So, you wait.
A few hours go by, and out of a squinted eye, you peek- no comments. Does this mean your blog is a failure? Was it something you said? Something you did?
In short, no. Not necessarily.
When blogging first became popular and started gaining notoriety (circa 1994) it was in the form of online diaries. Companies didn’t catch on to using blogging for their marketing purposes until the 2000s. By 2001, blogging was becoming a phenomenon, and how-to manuals began to appear. Universities started studying blogs and compared it to journalists.
Fast forward to today, and blogs are as widespread as the brands they represent. From personal injury lawyers to Breaded Cats (no, really...), you can find a blog pertaining to just about anything. With this insta-overload of content, it’s not often that someone takes time to leave a virtual pat on the back for the writer.
According to Brandon Gaille, one of the top small business bloggers in the country, there are over 152,000,000 blogs on the internet. If you’re not getting the comments you think you deserve, that doesn’t necessarily mean your blog isn’t getting the reach you planned on. These three tools will help you measure just how effective your blog really is.
Take a look at the image above. Look familiar? Chances are now that you’ve seen this, you’ll notice it over and over. Often times people want to share your great content with their circles, and commenting on your blog stagnates the chance that people will see their commentary. As important as social media is to you sharing your blog, you can understand why sharing has more value than a comment to your readers.
Do you give your readers the chance to subscribe to your blog? If not, you could be missing powerful reach. Companies that own and regularly update their blogs generate 4 times more leads than those that do not own a blog. However, if you aren’t allowing people who happen upon your blog a call to action to stick around, you may be missing valuable leads that could potentially turn into conversions.
Letting blog users subscribe, through an automatic RSS feed or Subscriber option helps them remember your brand and automatically notifies them when you post a new blog.
If you’re not looking at some type of analytics for your site, you’re already behind your competition. Specifically digging into the blogging section of your site is an important tool that helps paint the full picture. You can monitor what percentage of website visitors are reading your blog, if they’re clicking around to different posts and how much time they’re spending on average with each blog. If you notice that a significant portion of site users are hitting your blog, it’s easy to see that your words are effective.
A blog with no comments doesn’t mean that the blog hasn’t been read, enjoyed or perceived as useful. It’s important to monitor how often it’s being shared and through what outlets to gain a better perspective on your audience. While comment sections are still a valuable tool for many sites, don’t get discouraged if your comment count is low; creating valuable content worth sharing is important to your brand and your overall success.
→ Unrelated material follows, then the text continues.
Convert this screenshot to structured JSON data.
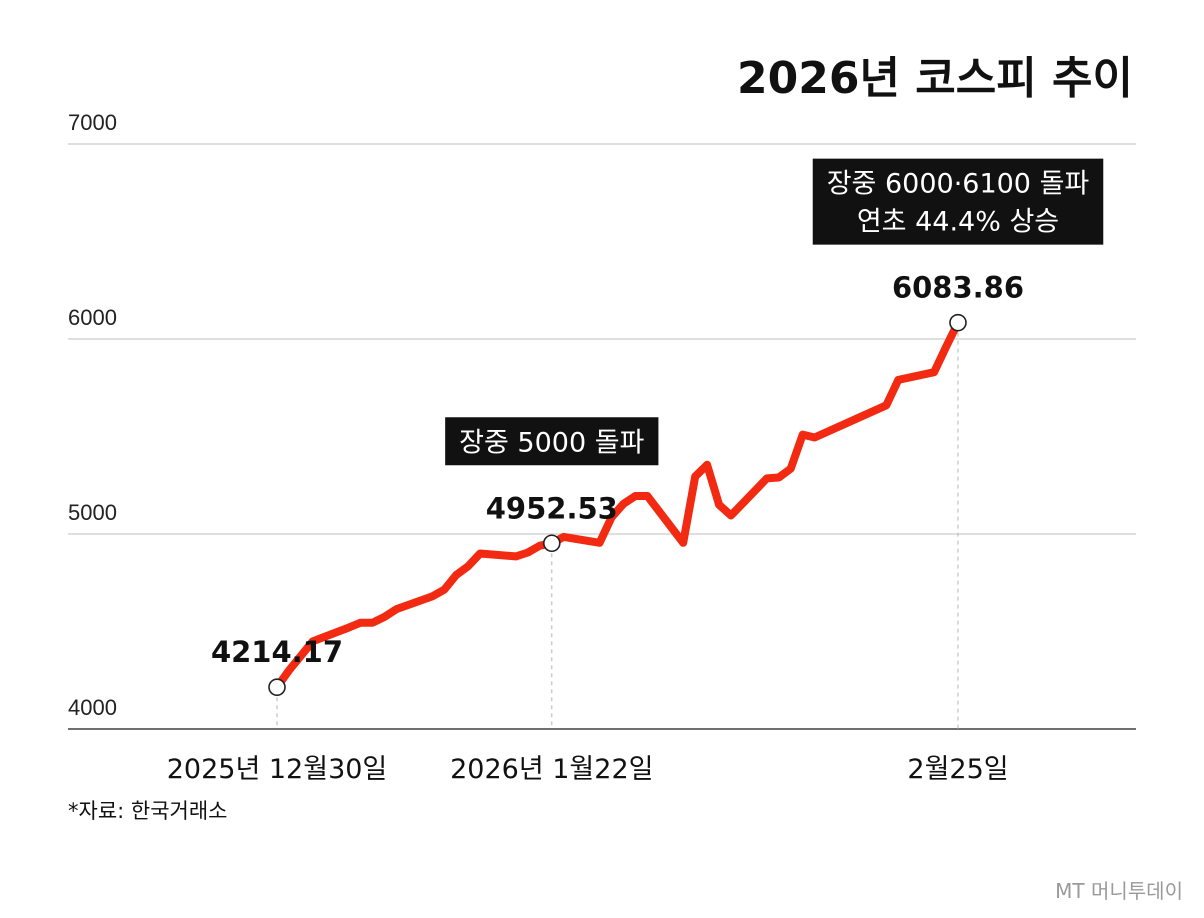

Feel free to leave a comment below; we’ll still read and respond. But if you find more value in sharing to your circles, that’s ok too. If you’re not sure how to create valuable content, we have experts who are ready to help your business with any questions and follow us on Twitter for more updates.
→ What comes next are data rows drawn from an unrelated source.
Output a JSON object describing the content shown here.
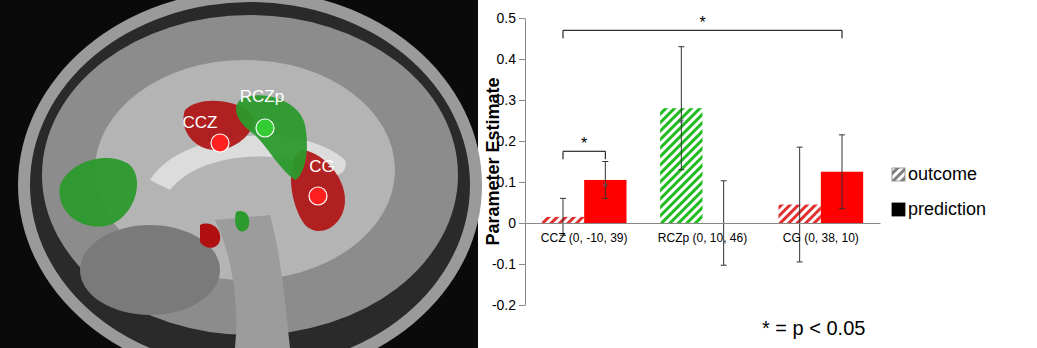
{
  "chart_data": {
    "type": "bar",
    "y_label": "Parameter Estimate",
    "categories": [
      "CCZ (0, -10, 39)",
      "RCZp (0, 10, 46)",
      "CG (0, 38, 10)"
    ],
    "ylim": [
      -0.2,
      0.5
    ],
    "yticks": [
      -0.2,
      -0.1,
      0,
      0.1,
      0.2,
      0.3,
      0.4,
      0.5
    ],
    "legend": "right",
    "series": [
      {
        "name": "outcome",
        "color": "#7f7f7f",
        "line_style": "hatched",
        "colors": [
          "#e03030",
          "#22bb22",
          "#e03030"
        ],
        "values": [
          0.015,
          0.28,
          0.045
        ],
        "errors": [
          0.045,
          0.15,
          0.14
        ]
      },
      {
        "name": "prediction",
        "color": "#000000",
        "line_style": "solid",
        "colors": [
          "#ff0000",
          "#00c800",
          "#ff0000"
        ],
        "values": [
          0.105,
          0,
          0.125
        ],
        "errors": [
          0.045,
          0.103,
          0.09
        ]
      }
    ],
    "brackets": [
      {
        "text": "*",
        "y": 0.175,
        "from": {
          "category": 0,
          "series": 0
        },
        "to": {
          "category": 0,
          "series": 1
        }
      },
      {
        "text": "*",
        "y": 0.47,
        "from": {
          "category": 0,
          "series": 0
        },
        "to": {
          "category": 2,
          "series": 1
        }
      }
    ],
    "bar_stars": [
      {
        "text": "*",
        "category": 1,
        "series": 0,
        "y": 0.26
      },
      {
        "text": "*",
        "category": 0,
        "series": 1,
        "y": 0.105
      }
    ],
    "note": "* = p < 0.05"
  },
  "brain_image": {
    "labels": [
      "CCZ",
      "RCZp",
      "CG"
    ]
  }
}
I couldn't help but appreciate the irony of this article about comments sitting here with no comments.
I liked this sentence, "A blog with no comments doesn’t mean that the blog hasn’t been read" I found that particularly creative! It's like saying, "No comments here, but it is getting read, it gets a ton of traffic and it is shared all over the place," Trust me! Seriously though, I am sure that this site has awesome metrics...
Thanks Jack. It really is irony at its best! Without divulging numbers we've seen it happen on our own page as well as for clients, where traffic is up and we're able to track metrics on the backend, so we know it's being read and distributed, but the front end seems dull. It's this idea that spurred the post in the first place. We do however believe in keeping the comment section for our site as well as our live chat, just as an extra way to make conversation accessible.
What do you think about comment sections? Do you think they're dead space?